"Your old coffee maker produced liquid that could strip paint. You're welcome."
I laugh against her mouth, and she laughs with me, and for a moment we're just two people ridiculous in love in the middle of a crowded bar on Valentine's Day.
"Dance with me." She pulls back, tugging at my hand. "I know you don't dance, but it's Valentine's Day and you just told me you're building us a house and I need to be vertical and touching you right now."
"Vertical seems negotiable."
"Later. Dance first."
I let her lead me to the small dance floor where a handful of other couples are swaying to something slow and romantic. She fits against me perfectly, her head on my chest, her body warm and familiar in my arms.
"One year ago," she murmurs against my shirt, "I walked into this bar convinced my life was falling apart."
"And now?"
"Now I know it wasn't falling apart. It was falling into place." She tilts her face up to look at me. "Everything that went wrong led me here. To you. To this."
"That's very philosophical for a woman who once threatened to murder me over the dishwasher."
"The dishwasher thing is a legitimate grievance and I stand by it."
I spin her in a clumsy turn that makes her laugh. "For the record, I walked into this bar one year ago convinced I was fine being alone forever."
"And now?"
"Now I can't imagine my life without you in it. Can't remember what I did with all the silence before you filled it up with your opinions and your demands and your complete inability to let me win an argument."
"I let you win arguments."
"You let me think I've won arguments. Big difference."
She grins up at me, unrepentant. "You're learning."
The song ends, but we keep swaying. Around us, life continues. Silas pours drinks and makes small talk.
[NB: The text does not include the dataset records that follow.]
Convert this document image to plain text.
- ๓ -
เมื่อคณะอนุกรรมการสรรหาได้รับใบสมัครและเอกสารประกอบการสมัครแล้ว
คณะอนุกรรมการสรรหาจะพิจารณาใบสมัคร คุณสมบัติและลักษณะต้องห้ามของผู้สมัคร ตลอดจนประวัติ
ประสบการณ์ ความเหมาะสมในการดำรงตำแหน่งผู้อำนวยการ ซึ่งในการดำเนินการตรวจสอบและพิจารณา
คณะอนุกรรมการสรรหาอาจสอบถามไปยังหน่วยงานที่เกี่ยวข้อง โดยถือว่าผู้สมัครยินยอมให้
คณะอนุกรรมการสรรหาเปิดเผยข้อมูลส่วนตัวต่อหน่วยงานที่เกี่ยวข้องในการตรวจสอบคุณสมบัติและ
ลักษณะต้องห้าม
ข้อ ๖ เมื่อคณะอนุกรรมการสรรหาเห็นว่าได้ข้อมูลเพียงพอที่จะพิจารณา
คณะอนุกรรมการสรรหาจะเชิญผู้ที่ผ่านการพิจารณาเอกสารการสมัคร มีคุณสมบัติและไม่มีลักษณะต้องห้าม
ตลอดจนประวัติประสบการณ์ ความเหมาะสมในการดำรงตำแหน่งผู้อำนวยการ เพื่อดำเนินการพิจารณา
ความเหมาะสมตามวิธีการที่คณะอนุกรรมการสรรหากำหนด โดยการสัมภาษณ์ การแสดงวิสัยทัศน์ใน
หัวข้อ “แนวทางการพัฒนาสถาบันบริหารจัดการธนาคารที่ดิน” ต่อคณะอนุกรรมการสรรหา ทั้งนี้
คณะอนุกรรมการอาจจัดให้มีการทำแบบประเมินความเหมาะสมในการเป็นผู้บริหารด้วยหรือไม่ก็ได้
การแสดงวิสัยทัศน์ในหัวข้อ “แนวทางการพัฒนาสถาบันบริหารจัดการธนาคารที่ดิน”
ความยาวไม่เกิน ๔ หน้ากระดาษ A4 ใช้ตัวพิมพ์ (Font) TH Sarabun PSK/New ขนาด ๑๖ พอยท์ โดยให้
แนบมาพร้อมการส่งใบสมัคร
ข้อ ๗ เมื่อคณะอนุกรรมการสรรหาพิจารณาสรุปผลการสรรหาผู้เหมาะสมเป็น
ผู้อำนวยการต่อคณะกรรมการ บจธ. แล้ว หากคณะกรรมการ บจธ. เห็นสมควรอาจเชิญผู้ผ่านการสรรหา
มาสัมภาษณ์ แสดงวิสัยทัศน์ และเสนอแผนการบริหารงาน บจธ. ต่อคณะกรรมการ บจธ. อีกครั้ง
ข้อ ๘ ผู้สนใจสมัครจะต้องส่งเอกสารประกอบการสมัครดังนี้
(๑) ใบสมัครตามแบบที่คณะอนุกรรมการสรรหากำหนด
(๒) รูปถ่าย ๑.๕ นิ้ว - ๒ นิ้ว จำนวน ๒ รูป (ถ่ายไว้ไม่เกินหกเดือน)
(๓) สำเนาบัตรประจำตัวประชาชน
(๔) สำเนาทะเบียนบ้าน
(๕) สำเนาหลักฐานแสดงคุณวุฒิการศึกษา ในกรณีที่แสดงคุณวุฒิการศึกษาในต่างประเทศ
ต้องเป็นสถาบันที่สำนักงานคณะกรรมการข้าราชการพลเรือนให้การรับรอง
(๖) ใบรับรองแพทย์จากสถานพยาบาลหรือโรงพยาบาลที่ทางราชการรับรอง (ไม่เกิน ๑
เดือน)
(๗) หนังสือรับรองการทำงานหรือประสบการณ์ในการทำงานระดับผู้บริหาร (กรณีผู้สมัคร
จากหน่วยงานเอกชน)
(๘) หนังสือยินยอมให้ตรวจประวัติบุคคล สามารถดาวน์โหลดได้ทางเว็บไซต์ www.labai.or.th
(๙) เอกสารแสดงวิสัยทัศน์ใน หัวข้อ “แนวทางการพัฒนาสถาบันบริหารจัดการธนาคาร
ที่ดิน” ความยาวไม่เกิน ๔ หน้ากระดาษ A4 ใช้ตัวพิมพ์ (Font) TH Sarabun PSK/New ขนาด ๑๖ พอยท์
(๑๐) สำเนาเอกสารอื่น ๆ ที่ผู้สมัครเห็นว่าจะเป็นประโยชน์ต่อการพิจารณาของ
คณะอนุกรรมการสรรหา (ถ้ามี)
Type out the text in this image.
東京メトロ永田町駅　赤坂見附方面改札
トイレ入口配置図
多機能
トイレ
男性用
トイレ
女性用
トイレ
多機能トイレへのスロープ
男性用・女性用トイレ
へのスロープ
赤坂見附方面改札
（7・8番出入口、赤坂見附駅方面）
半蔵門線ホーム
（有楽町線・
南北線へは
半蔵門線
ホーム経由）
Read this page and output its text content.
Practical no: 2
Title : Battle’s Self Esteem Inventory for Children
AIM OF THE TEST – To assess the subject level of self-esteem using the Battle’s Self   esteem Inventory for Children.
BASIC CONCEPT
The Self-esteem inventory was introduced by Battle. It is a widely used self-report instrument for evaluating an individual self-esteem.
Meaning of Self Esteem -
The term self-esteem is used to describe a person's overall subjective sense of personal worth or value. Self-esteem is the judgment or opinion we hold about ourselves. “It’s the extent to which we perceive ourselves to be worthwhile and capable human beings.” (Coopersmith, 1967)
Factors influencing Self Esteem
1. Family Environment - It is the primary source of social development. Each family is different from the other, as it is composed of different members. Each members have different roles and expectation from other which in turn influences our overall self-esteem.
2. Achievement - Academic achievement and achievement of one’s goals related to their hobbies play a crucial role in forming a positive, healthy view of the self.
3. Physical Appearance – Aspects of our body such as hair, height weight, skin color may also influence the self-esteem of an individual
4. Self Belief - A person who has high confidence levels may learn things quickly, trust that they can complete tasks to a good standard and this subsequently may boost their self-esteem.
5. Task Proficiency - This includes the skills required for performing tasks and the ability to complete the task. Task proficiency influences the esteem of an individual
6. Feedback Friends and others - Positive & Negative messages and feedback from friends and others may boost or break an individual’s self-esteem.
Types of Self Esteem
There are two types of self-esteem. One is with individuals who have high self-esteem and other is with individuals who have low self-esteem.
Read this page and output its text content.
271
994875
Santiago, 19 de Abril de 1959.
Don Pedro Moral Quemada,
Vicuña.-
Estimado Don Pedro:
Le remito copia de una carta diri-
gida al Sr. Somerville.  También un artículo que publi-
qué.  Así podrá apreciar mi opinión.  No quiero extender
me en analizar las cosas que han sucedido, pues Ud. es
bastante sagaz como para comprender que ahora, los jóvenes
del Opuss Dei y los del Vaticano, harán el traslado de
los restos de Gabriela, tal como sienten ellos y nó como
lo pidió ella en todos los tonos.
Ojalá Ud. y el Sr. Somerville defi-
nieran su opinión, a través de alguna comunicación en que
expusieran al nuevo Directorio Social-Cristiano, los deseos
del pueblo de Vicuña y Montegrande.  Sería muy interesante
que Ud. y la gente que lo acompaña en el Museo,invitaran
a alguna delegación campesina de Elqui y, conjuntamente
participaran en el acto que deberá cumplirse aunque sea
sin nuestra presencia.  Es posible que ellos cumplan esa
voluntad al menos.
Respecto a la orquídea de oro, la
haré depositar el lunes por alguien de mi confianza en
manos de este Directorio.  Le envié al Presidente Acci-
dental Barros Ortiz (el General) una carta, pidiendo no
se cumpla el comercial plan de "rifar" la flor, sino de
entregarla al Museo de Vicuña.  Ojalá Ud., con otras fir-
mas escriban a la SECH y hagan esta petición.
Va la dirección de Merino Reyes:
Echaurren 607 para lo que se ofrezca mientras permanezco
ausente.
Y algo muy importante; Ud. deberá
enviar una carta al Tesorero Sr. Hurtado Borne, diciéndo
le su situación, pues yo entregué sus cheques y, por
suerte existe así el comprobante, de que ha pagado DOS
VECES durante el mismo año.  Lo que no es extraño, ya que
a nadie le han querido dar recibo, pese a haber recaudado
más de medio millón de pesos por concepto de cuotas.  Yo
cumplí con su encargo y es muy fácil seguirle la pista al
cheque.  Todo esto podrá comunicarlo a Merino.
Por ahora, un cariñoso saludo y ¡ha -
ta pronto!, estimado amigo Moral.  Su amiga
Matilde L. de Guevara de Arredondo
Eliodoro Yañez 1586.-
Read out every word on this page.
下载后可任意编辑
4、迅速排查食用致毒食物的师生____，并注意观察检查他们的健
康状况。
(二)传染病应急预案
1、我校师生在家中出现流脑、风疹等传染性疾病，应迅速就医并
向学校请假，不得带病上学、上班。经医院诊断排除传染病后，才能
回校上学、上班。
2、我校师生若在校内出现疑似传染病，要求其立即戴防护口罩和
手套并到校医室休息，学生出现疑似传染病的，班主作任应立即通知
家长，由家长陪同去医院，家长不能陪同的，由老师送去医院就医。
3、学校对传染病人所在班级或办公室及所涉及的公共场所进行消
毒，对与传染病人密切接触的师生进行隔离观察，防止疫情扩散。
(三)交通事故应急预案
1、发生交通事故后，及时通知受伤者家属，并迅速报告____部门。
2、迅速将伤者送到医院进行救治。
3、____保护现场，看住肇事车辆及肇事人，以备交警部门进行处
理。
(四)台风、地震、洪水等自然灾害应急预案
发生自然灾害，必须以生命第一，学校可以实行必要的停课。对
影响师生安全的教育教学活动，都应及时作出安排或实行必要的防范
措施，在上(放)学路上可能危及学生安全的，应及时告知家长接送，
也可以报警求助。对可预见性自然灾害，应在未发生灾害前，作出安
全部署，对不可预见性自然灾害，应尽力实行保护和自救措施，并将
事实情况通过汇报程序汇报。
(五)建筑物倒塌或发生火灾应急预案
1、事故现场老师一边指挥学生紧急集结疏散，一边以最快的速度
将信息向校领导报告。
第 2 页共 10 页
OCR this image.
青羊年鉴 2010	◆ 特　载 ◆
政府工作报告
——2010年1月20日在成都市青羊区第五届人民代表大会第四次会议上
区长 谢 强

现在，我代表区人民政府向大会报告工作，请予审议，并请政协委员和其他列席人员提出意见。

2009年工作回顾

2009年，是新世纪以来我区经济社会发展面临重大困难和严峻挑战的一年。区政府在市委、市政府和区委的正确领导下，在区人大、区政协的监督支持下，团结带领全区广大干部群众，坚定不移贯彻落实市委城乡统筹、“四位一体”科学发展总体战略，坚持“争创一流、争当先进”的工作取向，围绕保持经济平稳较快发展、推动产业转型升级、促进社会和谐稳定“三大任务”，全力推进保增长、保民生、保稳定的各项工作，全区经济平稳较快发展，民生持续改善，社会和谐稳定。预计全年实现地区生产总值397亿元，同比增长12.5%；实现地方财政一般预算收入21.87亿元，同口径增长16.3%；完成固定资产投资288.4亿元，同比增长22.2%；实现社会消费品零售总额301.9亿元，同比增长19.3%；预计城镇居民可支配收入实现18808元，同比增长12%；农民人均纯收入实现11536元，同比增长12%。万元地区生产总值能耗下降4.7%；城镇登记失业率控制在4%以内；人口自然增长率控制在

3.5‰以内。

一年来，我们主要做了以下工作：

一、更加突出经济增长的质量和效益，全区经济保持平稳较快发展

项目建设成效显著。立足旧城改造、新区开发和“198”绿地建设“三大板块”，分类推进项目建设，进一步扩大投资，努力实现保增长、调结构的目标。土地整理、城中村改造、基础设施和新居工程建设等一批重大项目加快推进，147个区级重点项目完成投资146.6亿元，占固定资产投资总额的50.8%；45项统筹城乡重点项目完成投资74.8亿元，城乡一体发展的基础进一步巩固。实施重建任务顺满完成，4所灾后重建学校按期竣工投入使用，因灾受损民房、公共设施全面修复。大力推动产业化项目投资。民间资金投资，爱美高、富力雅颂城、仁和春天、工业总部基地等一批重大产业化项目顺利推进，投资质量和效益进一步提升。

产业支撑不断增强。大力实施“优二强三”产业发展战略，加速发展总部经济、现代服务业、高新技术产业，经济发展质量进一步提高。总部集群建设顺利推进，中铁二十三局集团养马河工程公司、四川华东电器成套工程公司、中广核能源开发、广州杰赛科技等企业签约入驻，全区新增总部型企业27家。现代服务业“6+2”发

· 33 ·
Couples celebrate their love in a dozen different ways. The town we've built our life in hums with the same warmth and nostalgia that made me stay all those years ago.
But now it's not just my town. It's ours.
"I want to go home." Nadia's voice drops lower, her fingers tracing patterns on the back of my neck. "I want you to take me to that playroom and remind me who I belong to."
Heat flares in my chest. "What happened to celebrating Valentine's Day properly?"
"This is proper. This is the most proper thing I can think of." She rises on her toes to whisper in my ear. "Take me home, sir. I've been a very good girl all year and I think I deserve a reward."
I pull back to look at her, this woman who crashed into my life and refused to leave. Who pushed and tested and fought me every step of the way until I proved I could hold on. Who wears my key around her neck and will soon have a home I built for her and might someday, if I'm very lucky, wear my ring on her finger.
"Let's go home."
We settle the tab and wave goodbye to Silas, who gives me a knowing look that I studiously ignore. Nadia's hand rests on my thigh the whole way, warm and steady.
When we pull into the garage, she's out of the truck before I've even cut the engine. I catch up to her at the door, pressing her against the frame with my body.
"In a hurry?"
"I've been thinking about this all day." She arches against me. "All through Flynn's spreadsheets. All through getting dressed. All through making myself fifteen minutes late just to watch you scowl at your phone."
"You were late on purpose?"
"Anticipation is half the fun." She nips at my jaw. "Now stop talking and take me inside."